HTM only scratches the surface of model building, continuous learning and anomaly detection, but the pattern matching people are nowhere.
Do you have any solid, incontrovertible evidence proving that? opinions are dime a dozen.
Sure. which is why the model I linked above is multi-modal, and so are several. Eventually, the hope is they can model the real world as well - which is already looking rosy from current breaktrhoughs like GATO controlling a real-world robot arm and socratic models.
It’s not; its simply a proxy of giving an extra memory and space for the model to work with. in the end, its just a way to improve intepretability and let the model keep track of complex things without requiring more compute.
Again - not to be rude, but ‘so you think’. treating scientific problems scientifically is the best policy. My recommendation is to actually research current tests of intelligence, and compare where different techniques lie. After that, you can make your own inferences as to viability But still not be privileged enough to conjecture anything with 100% certiaintly and accuracy.
Is there some inherent difference in forming this model by actually breaking a mug vs. reading about breaking a mug?

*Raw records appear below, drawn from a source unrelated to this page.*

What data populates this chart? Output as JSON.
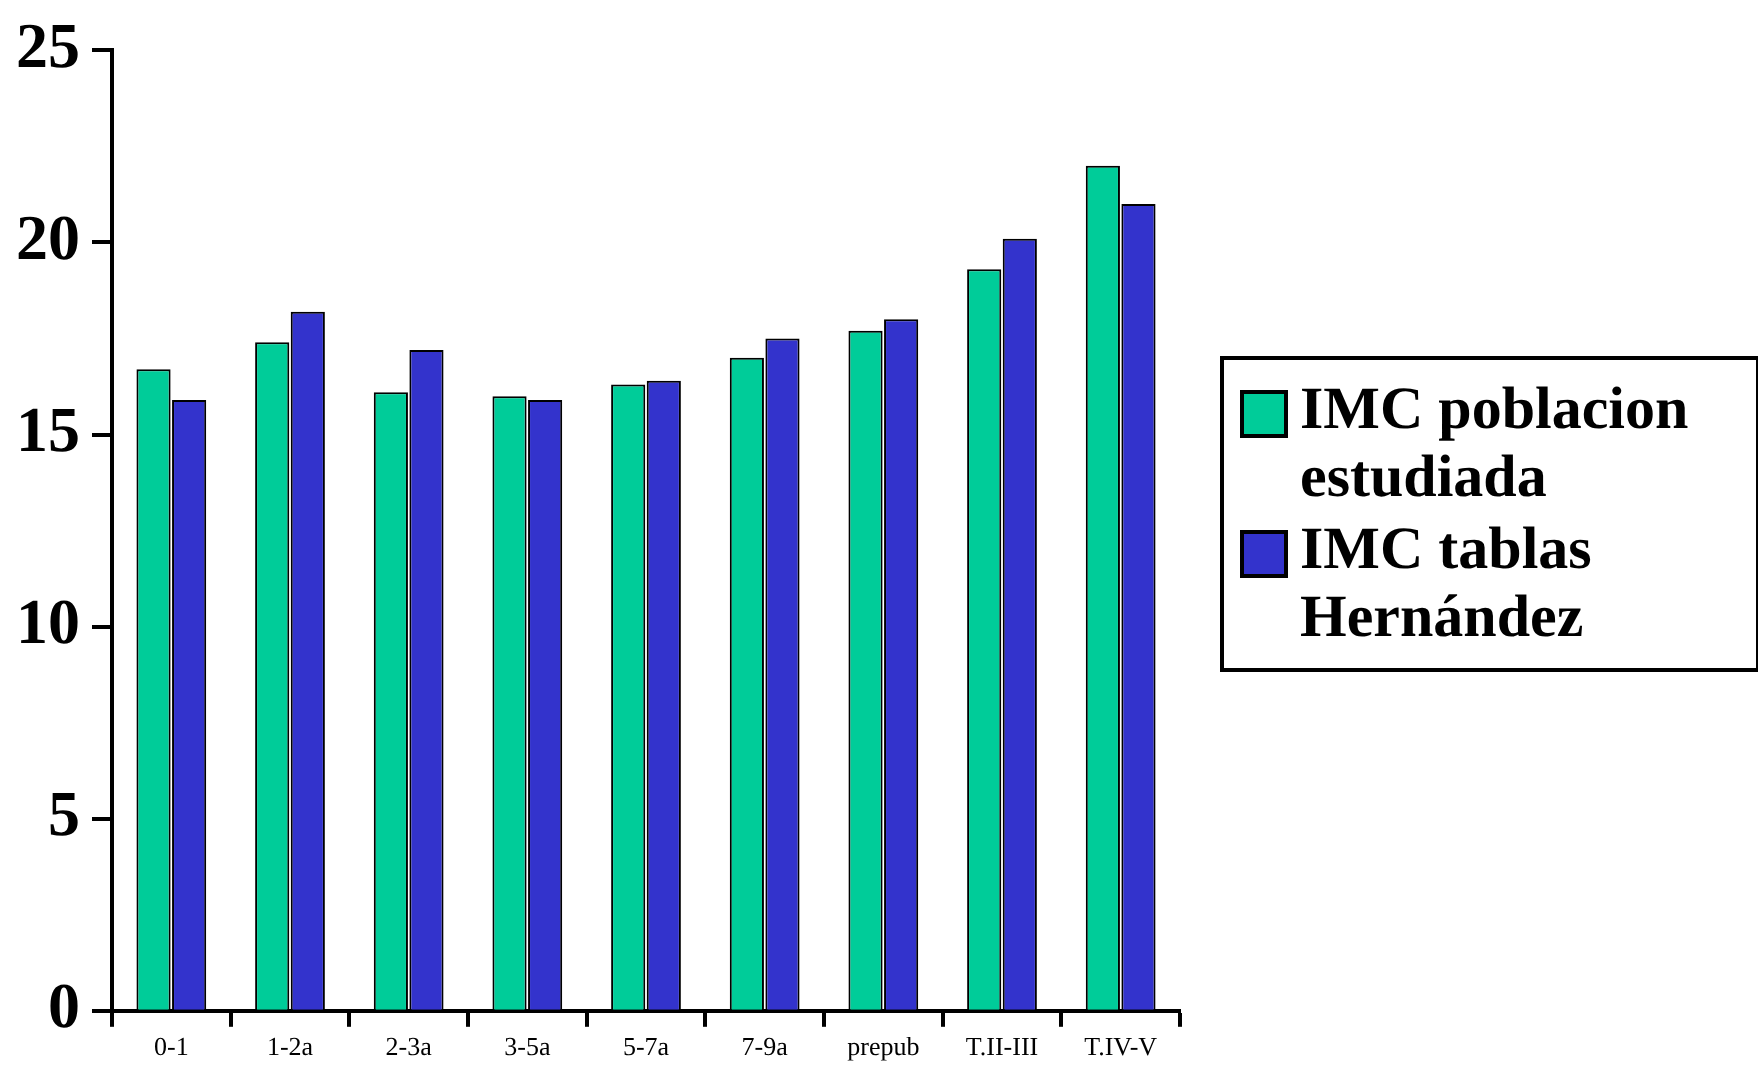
{
  "chart_data": {
    "type": "bar",
    "categories": [
      "0-1",
      "1-2a",
      "2-3a",
      "3-5a",
      "5-7a",
      "7-9a",
      "prepub",
      "T.II-III",
      "T.IV-V"
    ],
    "series": [
      {
        "name": "IMC poblacion estudiada",
        "color": "#00cc99",
        "values": [
          16.7,
          17.4,
          16.1,
          16.0,
          16.3,
          17.0,
          17.7,
          19.3,
          22.0
        ]
      },
      {
        "name": "IMC tablas Hernández",
        "color": "#3333cc",
        "values": [
          15.9,
          18.2,
          17.2,
          15.9,
          16.4,
          17.5,
          18.0,
          20.1,
          21.0
        ]
      }
    ],
    "ylim": [
      0,
      25
    ],
    "yticks": [
      0,
      5,
      10,
      15,
      20,
      25
    ],
    "grid": false,
    "legend": "right"
  }
}
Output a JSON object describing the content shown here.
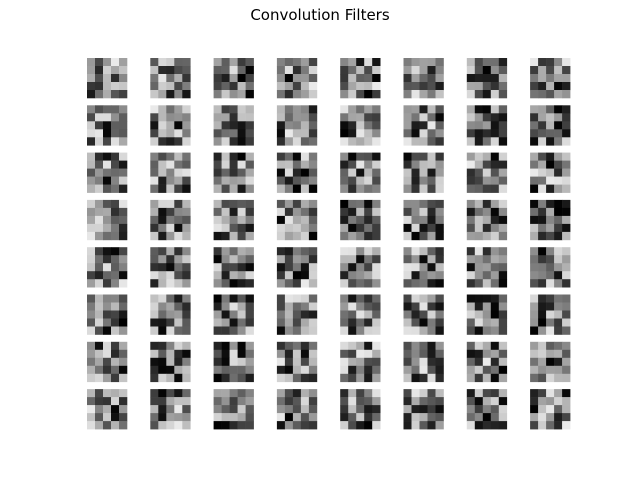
{
  "chart_data": {
    "type": "heatmap",
    "title": "Convolution Filters",
    "rows": 8,
    "cols": 8,
    "kernel_size": 5,
    "colormap": "gray",
    "value_range": [
      0,
      1
    ],
    "grid": false,
    "axes_visible": false
  }
}
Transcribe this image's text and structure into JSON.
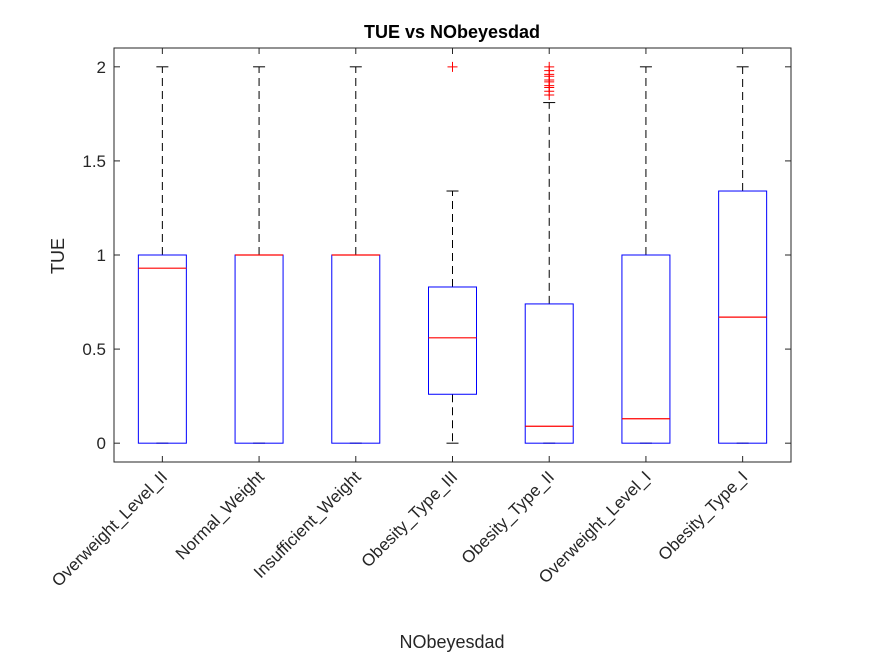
{
  "chart_data": {
    "type": "box",
    "title": "TUE vs NObeyesdad",
    "xlabel": "NObeyesdad",
    "ylabel": "TUE",
    "ylim": [
      -0.1,
      2.1
    ],
    "yticks": [
      0,
      0.5,
      1,
      1.5,
      2
    ],
    "ytick_labels": [
      "0",
      "0.5",
      "1",
      "1.5",
      "2"
    ],
    "categories": [
      "Overweight_Level_II",
      "Normal_Weight",
      "Insufficient_Weight",
      "Obesity_Type_III",
      "Obesity_Type_II",
      "Overweight_Level_I",
      "Obesity_Type_I"
    ],
    "boxes": [
      {
        "q1": 0,
        "median": 0.93,
        "q3": 1.0,
        "whisker_low": 0,
        "whisker_high": 2.0,
        "outliers": []
      },
      {
        "q1": 0,
        "median": 1.0,
        "q3": 1.0,
        "whisker_low": 0,
        "whisker_high": 2.0,
        "outliers": []
      },
      {
        "q1": 0,
        "median": 1.0,
        "q3": 1.0,
        "whisker_low": 0,
        "whisker_high": 2.0,
        "outliers": []
      },
      {
        "q1": 0.26,
        "median": 0.56,
        "q3": 0.83,
        "whisker_low": 0,
        "whisker_high": 1.34,
        "outliers": [
          2.0
        ]
      },
      {
        "q1": 0,
        "median": 0.09,
        "q3": 0.74,
        "whisker_low": 0,
        "whisker_high": 1.81,
        "outliers": [
          1.85,
          1.87,
          1.89,
          1.9,
          1.92,
          1.93,
          1.95,
          1.96,
          1.98,
          2.0
        ]
      },
      {
        "q1": 0,
        "median": 0.13,
        "q3": 1.0,
        "whisker_low": 0,
        "whisker_high": 2.0,
        "outliers": []
      },
      {
        "q1": 0,
        "median": 0.67,
        "q3": 1.34,
        "whisker_low": 0,
        "whisker_high": 2.0,
        "outliers": []
      }
    ],
    "colors": {
      "box": "#0000ff",
      "median": "#ff0000",
      "whisker": "#000000",
      "outlier": "#ff0000",
      "axis": "#262626"
    },
    "grid": false
  }
}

I teach a variety of technical subjects such as electronics, and task performance such as how to weigh aircraft. Technical education is heavy on abstract concepts that have little connection to personal experience. I communicate many of these very abstract concepts via text and lecture, and practical hands-on grounding when possible. I am very familiar with these instructional techniques and what each is good for and the limits of each method. In fact, I have had to take classes on teaching to receive my teaching license.
I teach many aspects of safety, yet I have not actually electrocuted any of my student nor dropped an aircraft on any of them. Somehow, words and text is able to build & ground these models in my students.

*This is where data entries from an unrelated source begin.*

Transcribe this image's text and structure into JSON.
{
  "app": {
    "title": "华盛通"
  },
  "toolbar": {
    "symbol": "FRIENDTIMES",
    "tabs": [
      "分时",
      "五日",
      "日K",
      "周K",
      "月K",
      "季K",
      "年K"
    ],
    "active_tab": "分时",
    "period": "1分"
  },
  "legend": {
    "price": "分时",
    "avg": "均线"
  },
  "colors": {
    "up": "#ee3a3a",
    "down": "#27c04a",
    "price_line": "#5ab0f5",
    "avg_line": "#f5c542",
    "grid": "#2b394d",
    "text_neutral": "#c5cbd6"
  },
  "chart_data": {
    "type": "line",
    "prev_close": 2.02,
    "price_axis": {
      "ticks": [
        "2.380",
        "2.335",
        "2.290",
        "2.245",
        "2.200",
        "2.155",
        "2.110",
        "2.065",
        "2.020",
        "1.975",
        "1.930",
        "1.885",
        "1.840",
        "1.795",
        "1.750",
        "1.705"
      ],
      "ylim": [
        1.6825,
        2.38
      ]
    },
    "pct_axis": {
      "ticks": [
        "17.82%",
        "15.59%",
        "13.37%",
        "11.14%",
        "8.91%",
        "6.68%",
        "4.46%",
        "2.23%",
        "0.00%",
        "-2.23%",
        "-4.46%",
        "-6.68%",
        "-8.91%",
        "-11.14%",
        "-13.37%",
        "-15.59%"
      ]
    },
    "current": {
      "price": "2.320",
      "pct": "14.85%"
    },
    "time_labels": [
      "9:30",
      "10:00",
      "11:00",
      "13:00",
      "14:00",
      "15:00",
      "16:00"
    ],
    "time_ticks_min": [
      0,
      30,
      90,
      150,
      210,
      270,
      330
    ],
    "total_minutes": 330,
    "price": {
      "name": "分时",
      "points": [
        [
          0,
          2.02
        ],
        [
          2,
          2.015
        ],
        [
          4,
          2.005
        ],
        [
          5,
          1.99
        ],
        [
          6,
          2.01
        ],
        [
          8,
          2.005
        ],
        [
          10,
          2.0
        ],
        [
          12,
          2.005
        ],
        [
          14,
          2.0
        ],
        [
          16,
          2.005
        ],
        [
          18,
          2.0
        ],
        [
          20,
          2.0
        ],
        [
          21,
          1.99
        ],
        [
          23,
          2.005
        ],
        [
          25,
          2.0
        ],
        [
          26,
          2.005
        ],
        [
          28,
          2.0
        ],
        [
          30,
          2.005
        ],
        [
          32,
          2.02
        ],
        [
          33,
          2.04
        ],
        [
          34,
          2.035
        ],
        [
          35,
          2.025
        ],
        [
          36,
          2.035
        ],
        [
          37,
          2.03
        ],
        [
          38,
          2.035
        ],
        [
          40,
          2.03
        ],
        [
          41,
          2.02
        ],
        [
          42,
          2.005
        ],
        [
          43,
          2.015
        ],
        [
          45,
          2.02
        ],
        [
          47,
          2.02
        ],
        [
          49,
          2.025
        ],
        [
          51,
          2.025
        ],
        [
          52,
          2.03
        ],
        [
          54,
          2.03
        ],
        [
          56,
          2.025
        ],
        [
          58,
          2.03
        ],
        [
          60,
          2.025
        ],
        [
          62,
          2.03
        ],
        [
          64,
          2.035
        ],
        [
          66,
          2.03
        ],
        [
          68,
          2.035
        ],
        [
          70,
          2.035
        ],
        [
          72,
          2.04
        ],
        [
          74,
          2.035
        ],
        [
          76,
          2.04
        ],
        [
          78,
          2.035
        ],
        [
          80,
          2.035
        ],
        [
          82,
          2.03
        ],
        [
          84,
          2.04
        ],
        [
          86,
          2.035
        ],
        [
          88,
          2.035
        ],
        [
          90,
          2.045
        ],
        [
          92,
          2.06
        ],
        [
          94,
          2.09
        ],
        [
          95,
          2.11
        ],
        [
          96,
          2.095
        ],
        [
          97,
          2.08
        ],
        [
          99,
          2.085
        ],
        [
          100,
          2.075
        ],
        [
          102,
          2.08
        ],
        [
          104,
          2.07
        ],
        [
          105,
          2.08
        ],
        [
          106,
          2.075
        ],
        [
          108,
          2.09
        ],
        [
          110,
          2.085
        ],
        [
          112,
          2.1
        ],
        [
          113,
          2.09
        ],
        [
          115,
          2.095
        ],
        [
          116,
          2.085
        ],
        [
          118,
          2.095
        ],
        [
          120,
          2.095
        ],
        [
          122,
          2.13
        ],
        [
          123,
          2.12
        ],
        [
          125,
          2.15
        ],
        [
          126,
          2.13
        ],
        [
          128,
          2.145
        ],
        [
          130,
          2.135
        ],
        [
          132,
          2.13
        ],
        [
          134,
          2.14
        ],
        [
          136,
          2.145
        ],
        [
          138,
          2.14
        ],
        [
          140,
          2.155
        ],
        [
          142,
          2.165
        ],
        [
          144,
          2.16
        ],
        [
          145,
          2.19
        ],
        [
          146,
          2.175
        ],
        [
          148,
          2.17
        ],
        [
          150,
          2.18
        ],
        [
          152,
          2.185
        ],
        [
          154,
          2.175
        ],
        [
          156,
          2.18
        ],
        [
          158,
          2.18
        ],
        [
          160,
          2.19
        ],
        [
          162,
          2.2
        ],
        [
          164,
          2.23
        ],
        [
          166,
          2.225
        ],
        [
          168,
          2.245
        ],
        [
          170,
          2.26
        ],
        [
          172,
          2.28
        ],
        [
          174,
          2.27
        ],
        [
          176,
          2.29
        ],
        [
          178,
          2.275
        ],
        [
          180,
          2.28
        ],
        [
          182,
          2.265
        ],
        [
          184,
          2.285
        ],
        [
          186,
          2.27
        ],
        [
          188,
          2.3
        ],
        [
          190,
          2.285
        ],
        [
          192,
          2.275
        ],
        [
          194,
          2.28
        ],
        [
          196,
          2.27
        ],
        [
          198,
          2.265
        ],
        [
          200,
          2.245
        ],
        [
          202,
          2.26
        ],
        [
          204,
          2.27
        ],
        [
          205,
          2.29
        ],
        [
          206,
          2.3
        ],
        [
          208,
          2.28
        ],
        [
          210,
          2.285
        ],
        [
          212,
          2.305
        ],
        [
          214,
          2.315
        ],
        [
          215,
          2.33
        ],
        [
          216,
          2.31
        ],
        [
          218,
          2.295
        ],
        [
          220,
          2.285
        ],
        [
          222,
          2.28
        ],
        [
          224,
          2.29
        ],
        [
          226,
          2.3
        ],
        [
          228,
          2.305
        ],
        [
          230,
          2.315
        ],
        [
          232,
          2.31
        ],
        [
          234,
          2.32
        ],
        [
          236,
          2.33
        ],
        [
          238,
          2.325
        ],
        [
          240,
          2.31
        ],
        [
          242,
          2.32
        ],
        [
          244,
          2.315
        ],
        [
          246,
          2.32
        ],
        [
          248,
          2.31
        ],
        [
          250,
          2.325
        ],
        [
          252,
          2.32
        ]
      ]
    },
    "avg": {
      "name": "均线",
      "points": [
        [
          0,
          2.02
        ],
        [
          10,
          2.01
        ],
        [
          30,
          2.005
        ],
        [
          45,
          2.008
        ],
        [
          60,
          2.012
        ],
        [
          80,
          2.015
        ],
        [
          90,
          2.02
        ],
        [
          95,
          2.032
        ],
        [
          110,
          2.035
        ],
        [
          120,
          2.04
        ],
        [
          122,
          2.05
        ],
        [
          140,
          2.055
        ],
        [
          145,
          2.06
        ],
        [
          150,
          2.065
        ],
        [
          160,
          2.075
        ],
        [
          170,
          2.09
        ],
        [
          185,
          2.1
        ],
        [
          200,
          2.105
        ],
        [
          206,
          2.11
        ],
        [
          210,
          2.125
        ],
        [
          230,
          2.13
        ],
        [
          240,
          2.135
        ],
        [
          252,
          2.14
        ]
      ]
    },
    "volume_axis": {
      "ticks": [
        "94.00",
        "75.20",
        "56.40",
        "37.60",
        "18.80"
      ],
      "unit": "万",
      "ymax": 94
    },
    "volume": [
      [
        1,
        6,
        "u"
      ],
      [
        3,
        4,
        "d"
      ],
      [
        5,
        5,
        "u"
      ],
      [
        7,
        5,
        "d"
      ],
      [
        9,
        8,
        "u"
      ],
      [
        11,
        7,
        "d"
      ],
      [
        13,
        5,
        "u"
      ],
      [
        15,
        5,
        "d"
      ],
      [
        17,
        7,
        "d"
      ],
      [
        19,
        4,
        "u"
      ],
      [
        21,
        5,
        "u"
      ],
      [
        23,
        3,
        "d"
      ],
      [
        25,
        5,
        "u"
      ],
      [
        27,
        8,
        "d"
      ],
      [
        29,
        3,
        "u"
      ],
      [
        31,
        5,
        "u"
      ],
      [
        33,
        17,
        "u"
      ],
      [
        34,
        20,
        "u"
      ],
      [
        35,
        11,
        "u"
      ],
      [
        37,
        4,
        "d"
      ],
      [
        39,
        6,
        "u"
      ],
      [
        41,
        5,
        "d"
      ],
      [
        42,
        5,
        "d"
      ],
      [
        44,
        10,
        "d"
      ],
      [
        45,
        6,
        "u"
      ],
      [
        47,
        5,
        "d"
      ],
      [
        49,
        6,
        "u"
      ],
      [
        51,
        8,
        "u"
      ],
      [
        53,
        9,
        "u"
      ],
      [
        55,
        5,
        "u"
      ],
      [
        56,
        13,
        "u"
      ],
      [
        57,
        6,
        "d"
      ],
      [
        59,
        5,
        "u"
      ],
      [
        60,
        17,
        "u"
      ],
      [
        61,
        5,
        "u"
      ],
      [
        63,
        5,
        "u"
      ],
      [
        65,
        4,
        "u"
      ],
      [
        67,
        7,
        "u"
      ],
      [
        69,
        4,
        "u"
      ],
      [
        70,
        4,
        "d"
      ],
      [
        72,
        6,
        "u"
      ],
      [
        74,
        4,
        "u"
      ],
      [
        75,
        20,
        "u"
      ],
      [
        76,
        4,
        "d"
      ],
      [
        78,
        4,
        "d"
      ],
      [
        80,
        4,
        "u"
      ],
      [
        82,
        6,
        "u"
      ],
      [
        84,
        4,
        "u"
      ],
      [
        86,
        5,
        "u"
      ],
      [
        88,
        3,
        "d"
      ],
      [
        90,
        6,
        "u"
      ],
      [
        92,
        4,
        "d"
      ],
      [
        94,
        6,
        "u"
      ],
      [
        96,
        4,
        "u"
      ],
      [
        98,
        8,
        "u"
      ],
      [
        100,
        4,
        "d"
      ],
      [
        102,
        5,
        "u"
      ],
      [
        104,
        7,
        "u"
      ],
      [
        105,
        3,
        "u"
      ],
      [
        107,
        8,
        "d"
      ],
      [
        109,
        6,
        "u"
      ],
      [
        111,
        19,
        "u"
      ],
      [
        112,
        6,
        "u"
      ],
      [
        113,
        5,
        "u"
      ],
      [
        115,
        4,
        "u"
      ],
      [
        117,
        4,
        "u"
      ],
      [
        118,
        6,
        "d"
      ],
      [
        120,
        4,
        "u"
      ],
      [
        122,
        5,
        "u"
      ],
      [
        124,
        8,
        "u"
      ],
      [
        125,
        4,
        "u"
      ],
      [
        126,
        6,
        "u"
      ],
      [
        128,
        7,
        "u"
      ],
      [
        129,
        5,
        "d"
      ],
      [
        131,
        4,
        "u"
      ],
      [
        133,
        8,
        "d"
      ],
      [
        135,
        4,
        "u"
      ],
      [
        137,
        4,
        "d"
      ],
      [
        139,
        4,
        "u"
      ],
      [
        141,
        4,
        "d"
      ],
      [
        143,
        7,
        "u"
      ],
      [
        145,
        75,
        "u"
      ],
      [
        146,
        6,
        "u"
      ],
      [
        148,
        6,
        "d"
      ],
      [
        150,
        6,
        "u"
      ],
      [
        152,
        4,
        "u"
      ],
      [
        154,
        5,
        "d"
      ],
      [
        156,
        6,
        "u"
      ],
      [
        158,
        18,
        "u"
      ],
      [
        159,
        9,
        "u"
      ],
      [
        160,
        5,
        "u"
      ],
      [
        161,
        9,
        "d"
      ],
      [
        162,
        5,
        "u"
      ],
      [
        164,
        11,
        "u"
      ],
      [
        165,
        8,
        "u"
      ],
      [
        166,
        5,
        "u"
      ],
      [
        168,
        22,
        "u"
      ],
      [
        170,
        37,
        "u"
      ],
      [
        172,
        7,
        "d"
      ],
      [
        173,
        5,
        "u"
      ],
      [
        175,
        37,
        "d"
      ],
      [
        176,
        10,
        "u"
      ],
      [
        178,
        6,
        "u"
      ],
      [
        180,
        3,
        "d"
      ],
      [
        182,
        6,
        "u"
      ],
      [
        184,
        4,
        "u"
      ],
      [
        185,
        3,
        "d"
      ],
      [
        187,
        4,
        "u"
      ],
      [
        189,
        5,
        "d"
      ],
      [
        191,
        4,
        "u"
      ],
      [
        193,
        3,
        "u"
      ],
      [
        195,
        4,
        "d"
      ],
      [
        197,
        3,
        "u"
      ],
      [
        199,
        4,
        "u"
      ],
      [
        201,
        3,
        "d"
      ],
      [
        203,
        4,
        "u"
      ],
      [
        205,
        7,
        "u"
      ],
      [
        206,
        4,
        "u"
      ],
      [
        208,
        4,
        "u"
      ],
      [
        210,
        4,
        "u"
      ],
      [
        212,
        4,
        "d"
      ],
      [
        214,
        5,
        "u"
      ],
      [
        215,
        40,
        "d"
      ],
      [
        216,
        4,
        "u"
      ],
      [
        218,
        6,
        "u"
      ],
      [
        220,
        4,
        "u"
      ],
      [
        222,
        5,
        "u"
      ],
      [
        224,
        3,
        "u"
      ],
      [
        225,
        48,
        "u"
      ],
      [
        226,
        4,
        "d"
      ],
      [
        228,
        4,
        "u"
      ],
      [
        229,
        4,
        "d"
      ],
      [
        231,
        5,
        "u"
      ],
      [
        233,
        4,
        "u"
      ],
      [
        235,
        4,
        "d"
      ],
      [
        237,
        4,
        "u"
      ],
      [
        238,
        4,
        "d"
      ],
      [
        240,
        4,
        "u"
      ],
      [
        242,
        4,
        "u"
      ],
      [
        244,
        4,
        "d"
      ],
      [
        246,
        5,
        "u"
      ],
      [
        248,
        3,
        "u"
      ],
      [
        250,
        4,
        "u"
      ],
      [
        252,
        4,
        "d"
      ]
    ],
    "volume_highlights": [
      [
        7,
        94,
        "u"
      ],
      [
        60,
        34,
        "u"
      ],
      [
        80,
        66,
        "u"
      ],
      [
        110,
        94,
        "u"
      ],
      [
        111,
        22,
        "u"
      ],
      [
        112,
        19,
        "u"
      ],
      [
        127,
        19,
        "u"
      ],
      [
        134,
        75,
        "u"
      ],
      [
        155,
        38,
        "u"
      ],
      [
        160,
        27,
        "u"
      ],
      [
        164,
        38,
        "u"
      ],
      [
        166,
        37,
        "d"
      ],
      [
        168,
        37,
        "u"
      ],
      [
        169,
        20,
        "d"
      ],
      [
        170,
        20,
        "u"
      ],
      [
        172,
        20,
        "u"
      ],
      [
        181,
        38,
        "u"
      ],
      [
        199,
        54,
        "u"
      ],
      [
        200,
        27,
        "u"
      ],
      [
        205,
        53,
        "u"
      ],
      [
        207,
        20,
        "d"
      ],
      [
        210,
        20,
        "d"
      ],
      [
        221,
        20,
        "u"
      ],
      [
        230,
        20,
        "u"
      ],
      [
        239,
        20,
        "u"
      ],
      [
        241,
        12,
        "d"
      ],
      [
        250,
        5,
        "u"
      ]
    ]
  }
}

I am very familiar with the demarcation line between building and linking concepts and the linking of these concepts to personal experience I am referring to as grounding. This vital link connects the system of abstract models to a persons internal models based on homeostatic maintenance. Some teachers are better at doing this than others.
If reading is sufficient to build models in my students why is it not sufficient for a program to use words to build models of the world?
Does your concern center on the task of linking these models to some sense of I in the models?
I think some people might be reading the headline wrong?
It says “human-level” not “human-like”.
Human-level is a statement about its capabilities.
Human-like is a statement about how it works internally.
For example, we’ve had human-level chess AIs for decades,
but we still don’t have human-like AIs that play chess.
DeepMind might achieve human-level AIs in the near future,
but they won’t achieve human-like AIs without first studying how humans work.